13 novembre > Histoire Grèce

C’est un document stupéfiant. L’homme qui s’exprime a perdu l’usage de ses yeux et de ses doigts. Atteint par la lèpre, il parle au micro d’un magnétophone. Nous sommes en 1972, mais Epaminondas Remoundakis (1914-1978) évoque un îlot au nord de la Crète, Spinalonga. Au début du XXe siècle, après le départ des Ottomans, le territoire passe sous contrôle britannique avant d’être rattaché à la Grèce en 1913. Le 13 octobre 1904, soixante lépreux débarquent à Spinalonga désertée par ses derniers habitants. Jusque dans les années 1950, l’île va servir d’internement systématique à des centaines de malades qui vivaient jusqu’alors aux abords des villes.
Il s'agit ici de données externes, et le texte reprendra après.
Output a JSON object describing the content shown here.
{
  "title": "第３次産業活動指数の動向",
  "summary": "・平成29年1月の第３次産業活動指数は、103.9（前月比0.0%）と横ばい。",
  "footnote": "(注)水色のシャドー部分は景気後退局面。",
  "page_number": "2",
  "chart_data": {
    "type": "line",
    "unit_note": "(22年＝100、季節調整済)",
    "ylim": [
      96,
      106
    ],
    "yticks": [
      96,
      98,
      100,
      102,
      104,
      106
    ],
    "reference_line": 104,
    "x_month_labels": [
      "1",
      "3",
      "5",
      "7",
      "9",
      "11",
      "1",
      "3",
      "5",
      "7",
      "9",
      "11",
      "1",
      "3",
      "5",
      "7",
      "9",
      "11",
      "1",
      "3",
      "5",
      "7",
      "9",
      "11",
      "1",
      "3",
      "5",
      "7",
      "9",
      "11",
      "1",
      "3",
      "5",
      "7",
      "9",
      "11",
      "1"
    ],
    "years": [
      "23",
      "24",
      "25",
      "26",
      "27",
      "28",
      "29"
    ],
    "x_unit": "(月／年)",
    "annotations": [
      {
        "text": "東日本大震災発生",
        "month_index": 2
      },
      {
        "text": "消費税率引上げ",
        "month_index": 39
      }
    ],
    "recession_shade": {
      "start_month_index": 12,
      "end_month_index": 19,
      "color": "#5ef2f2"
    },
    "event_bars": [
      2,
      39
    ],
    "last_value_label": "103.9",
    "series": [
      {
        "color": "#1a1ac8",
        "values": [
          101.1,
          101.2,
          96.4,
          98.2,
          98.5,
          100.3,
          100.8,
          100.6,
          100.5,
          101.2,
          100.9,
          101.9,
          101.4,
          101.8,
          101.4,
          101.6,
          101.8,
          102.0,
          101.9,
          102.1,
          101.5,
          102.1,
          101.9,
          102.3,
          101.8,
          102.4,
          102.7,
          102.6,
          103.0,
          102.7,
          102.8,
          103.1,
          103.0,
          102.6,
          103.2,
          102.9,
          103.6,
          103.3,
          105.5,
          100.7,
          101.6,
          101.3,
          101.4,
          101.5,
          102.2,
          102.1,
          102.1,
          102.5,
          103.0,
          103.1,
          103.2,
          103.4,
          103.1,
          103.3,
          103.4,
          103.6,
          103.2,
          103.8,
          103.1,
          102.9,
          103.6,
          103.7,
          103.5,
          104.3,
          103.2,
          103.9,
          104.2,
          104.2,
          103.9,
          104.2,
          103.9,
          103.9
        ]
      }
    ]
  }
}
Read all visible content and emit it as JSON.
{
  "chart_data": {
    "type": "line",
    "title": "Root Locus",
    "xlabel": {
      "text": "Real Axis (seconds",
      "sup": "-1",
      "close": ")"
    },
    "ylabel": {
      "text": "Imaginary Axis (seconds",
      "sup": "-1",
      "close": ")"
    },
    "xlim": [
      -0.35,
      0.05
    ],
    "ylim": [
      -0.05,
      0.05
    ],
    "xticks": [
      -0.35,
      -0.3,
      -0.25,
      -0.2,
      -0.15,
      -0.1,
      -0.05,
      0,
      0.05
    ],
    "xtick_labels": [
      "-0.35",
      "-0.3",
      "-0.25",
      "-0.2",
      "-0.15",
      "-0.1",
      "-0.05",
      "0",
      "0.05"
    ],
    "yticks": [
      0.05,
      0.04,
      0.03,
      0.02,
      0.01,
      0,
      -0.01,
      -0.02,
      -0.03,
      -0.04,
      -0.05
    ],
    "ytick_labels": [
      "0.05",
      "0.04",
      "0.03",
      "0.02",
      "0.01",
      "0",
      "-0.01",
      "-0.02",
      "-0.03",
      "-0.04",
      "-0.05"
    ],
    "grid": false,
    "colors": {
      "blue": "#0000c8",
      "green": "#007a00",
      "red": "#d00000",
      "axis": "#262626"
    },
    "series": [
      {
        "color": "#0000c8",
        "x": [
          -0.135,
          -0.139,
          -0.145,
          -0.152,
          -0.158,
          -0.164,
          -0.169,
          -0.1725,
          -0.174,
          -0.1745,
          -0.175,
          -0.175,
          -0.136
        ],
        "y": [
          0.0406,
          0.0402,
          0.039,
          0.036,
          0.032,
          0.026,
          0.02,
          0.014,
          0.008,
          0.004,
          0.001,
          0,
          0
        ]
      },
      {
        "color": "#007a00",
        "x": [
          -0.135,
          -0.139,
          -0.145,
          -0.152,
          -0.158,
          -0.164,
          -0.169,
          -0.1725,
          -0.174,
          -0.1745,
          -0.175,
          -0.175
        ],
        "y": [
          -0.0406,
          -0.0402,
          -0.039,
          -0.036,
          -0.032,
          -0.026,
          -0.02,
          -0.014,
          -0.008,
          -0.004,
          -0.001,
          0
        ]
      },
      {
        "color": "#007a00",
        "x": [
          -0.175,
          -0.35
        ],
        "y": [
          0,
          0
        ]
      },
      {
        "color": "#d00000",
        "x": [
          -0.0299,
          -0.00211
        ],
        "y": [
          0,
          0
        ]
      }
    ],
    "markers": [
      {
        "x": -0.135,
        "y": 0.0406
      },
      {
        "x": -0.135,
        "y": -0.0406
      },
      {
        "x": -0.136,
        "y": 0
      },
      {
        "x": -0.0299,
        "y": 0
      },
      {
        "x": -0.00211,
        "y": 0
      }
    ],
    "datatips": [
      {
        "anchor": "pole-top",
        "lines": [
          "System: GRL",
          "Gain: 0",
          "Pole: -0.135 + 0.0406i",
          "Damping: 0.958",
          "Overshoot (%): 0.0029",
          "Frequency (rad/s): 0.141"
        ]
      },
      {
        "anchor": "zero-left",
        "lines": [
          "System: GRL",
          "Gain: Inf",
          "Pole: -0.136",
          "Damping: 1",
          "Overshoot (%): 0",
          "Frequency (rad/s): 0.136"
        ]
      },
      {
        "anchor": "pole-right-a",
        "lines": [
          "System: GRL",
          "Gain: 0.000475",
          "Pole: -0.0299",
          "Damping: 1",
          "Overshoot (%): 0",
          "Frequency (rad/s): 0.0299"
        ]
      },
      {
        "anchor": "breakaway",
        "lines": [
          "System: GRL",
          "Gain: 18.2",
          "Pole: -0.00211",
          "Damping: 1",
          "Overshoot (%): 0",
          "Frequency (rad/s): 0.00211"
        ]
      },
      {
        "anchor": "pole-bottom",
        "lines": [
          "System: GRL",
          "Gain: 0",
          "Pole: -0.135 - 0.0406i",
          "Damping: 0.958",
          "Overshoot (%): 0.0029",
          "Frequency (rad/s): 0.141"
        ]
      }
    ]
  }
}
Cet enregistrement constitue l’essentiel du livre. Il est complété par un utile rappel historique de Maurice Born sur la maladie et la manière dont furent traitées les victimes. Dans les premiers chapitres, Remoundakis raconte son enfance au village, les us et coutumes, la pêche, etc., avec une saveur anthropologique façon "Terre humaine." Puis c’est l’université à Athènes, la découverte qu’il est atteint de la maladie de Hansen, autrement dit la lèpre, et l’arrestation. Le récit s’engage alors dans une vie d’angoisse, de douleur et de tristesse. Remoundakis est envoyé en 1936, à Spinalonga où il tente d’améliorer la condition des malades livrés à eux-mêmes et que la société ne veut plus voir.

En 2005, l’histoire de cette léproserie inspira un best-seller américain, The island, signé Victoria Hislop (L’île des oubliés, Les Escales, 2012, Le Livre de poche, 2013), donnant lieu à une série télévisée grecque qui fit accourir les touristes sur l’île. Mais pour se faire une idée de la réalité de ce "rocher de l’horreur et de la honte", il vaut mieux lire ce témoignage bouleversant. L.L.